In release 6.0.x, the encryption that is used for locally encrypted passwords changed. In previous releases, Netezza Performance Server used the Blowfish encryption routines; release 6.0 now uses the Advanced Encryption Standard AES-256 standard. When you cache a password by using a release 6.0 client, the password is saved in AES-256 format unless there is an existing password file in Blowfish format. In that case, new stored passwords are saved in Blowfish format.

If you upgrade to a release 6.0.x or later client, the client can support passwords in either the Blowfish format or the AES-256 format. If you want to convert your existing password file to the AES-256 encryption format, you can use the nzpassword resetkey command to update the file.

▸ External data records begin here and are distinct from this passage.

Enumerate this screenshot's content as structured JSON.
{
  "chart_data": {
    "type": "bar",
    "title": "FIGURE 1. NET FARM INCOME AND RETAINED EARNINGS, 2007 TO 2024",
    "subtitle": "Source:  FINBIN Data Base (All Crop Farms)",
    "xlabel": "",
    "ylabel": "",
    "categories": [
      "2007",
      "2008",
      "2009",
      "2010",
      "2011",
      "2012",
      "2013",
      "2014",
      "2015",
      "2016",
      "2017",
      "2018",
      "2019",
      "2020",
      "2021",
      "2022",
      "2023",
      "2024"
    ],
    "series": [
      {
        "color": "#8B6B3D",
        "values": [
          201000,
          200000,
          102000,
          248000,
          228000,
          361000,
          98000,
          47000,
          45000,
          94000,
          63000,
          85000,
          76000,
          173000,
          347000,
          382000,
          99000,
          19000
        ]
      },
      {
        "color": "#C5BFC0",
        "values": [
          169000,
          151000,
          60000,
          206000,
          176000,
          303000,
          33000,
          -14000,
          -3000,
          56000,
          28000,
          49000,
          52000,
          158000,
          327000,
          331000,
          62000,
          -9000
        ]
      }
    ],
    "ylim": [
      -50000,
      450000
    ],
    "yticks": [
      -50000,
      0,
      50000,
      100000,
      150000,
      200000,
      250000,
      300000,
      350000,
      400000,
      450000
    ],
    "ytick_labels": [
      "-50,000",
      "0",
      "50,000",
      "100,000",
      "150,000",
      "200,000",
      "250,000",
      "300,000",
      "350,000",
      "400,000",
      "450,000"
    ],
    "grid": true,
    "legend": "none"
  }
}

If you want to convert your password file from the AES-256 format to the Blowfish format, use the nzpassword resetkey -none command.

Important: Older clients, such as those for release 5.0.x and those clients earlier than release 4.6.6, do not support AES-256 format passwords. If your password file is in AES-256 format, the older client commands prompt for a password, which can cause automated scripts to hang. Also, if you use an older client to add a cached password to or delete a cached password from an AES-256 format file, you can corrupt the AES-256 password file and lose the cached passwords. If you typically run multiple releases of Netezza Performance Server clients, use the Blowfish format for your cached passwords.